The second major effort touted as a success was the training of the Iraqi Security Forces (ISF) following the downfall of Saddam Hussein in 2003. The U.S. military trained and advised the ISF from 2003 until the U.S. departure in 2011. Yet, after eight years and billion of dollars to train them, the ISF crumbled three years later against ISIS, a significantly smaller adversary. Then there was the staggering failure of when the U.S. committed $500 million to train “moderate rebels” in Syria—resulting in a whopping “four or five” trained rebels.
Now, Chairman of the Joint Chiefs of Staff Marine General Joseph Dunford Jr. says he is considering the possibility of recommending the administration expand the role of U.S. trainers down to brigade level in the Iraqi Army. Presently, the U.S. military is advising only at the division level and above, which is far from the actual battlefield. If General Dunford is successful and adds U.S. advisors to Iraqi brigade staffs, what impact on the actual conduct of the battle can we expect? Almost none.
It wasn’t the absence of properly trained fighting troops that led to the disintegration of the Iraqi army in 2014. It was the wholesale failure of officer leadership from the lowest tactical levels all the way up to Corps commanders. As numerous studies identified, the Shia-dominated Maliki government had a penchant for placing men in positions of leadership because they were politically reliable or had paid large sums of money to corrupt officials for choice command positions.
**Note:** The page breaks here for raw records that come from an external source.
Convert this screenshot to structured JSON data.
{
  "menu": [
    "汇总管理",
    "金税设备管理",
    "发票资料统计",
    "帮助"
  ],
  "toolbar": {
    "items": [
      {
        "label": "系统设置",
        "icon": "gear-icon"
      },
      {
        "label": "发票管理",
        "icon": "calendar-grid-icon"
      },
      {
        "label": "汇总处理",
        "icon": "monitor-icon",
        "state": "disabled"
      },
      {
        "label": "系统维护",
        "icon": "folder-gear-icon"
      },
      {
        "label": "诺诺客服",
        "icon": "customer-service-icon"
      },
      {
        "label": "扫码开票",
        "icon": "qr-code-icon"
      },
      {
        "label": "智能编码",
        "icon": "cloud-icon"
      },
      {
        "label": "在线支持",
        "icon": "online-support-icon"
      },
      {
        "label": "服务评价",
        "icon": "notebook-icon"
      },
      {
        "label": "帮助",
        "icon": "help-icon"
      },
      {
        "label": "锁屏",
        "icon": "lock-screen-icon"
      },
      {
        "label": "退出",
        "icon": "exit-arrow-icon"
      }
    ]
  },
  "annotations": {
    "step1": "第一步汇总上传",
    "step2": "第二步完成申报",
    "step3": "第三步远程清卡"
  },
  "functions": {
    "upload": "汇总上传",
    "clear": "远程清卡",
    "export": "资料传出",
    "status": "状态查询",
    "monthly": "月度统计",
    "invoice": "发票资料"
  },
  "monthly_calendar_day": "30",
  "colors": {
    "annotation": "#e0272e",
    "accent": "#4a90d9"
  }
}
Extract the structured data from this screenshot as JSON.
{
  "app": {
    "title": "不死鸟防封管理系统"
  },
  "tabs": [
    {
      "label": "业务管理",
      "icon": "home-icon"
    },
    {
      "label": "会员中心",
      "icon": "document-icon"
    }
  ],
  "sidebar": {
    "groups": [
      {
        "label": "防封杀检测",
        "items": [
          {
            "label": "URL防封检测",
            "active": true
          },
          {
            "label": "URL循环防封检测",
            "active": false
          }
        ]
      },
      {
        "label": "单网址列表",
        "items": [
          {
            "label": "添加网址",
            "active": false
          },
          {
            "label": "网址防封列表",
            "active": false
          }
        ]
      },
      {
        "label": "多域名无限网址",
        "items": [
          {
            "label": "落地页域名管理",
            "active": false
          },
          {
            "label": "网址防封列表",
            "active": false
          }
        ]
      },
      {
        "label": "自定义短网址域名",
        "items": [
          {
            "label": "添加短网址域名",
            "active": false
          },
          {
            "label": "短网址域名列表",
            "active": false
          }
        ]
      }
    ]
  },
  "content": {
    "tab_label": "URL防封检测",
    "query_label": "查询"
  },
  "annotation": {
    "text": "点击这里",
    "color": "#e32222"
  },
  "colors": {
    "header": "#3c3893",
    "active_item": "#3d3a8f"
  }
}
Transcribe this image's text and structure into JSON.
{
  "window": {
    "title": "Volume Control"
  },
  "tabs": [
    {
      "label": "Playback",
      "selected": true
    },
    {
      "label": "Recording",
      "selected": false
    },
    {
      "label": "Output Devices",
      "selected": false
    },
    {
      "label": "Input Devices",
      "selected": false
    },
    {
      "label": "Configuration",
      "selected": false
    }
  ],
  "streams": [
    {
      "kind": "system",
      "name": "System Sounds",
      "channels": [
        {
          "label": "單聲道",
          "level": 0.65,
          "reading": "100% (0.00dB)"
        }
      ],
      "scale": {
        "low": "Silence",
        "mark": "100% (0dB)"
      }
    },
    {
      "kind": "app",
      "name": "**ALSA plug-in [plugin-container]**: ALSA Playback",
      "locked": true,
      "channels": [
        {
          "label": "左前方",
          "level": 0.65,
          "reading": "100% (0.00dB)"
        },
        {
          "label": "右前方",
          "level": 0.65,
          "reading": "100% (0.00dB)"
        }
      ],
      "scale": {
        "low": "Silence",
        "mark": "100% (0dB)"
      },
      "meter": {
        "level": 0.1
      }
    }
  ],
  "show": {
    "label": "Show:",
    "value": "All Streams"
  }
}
This set the Iraqi army up for failure from the start.
Increasing the number of advisors Washington sends to the ISF isn’t going to make the frontline Iraqi troops at company, platoon and squad level—where the fighting actually takes place, and all below brigade level—suddenly capable of defeating ISIS forces. That process will require years of intense preparation and only happen if Iraqis themselves have the motivation to do whatever it takes to become an effective fighting force. As a means of comparison, consider how long it takes the U.S. Army to build an effective ground combat unit.
For U.S. Army units at platoon through battalion levels—the tactical echelon—to be effective, a prospective private must first be a high school graduate, score well on tests and be physically fit to a standard well above their civilian peers. Then they have to prove they are able to perform strenuous military tasks in basic training. If they don’t make the grade, they are released from the service. Those who overcome all those hurdles and are assigned to a combat unit will then be incorporated into a unit with other privates that have already acquired up to two years of experience. All will then be trained by several echelons of non-commissioned officers (NCOs) who range in experience from four to twenty years. All that is at the company level.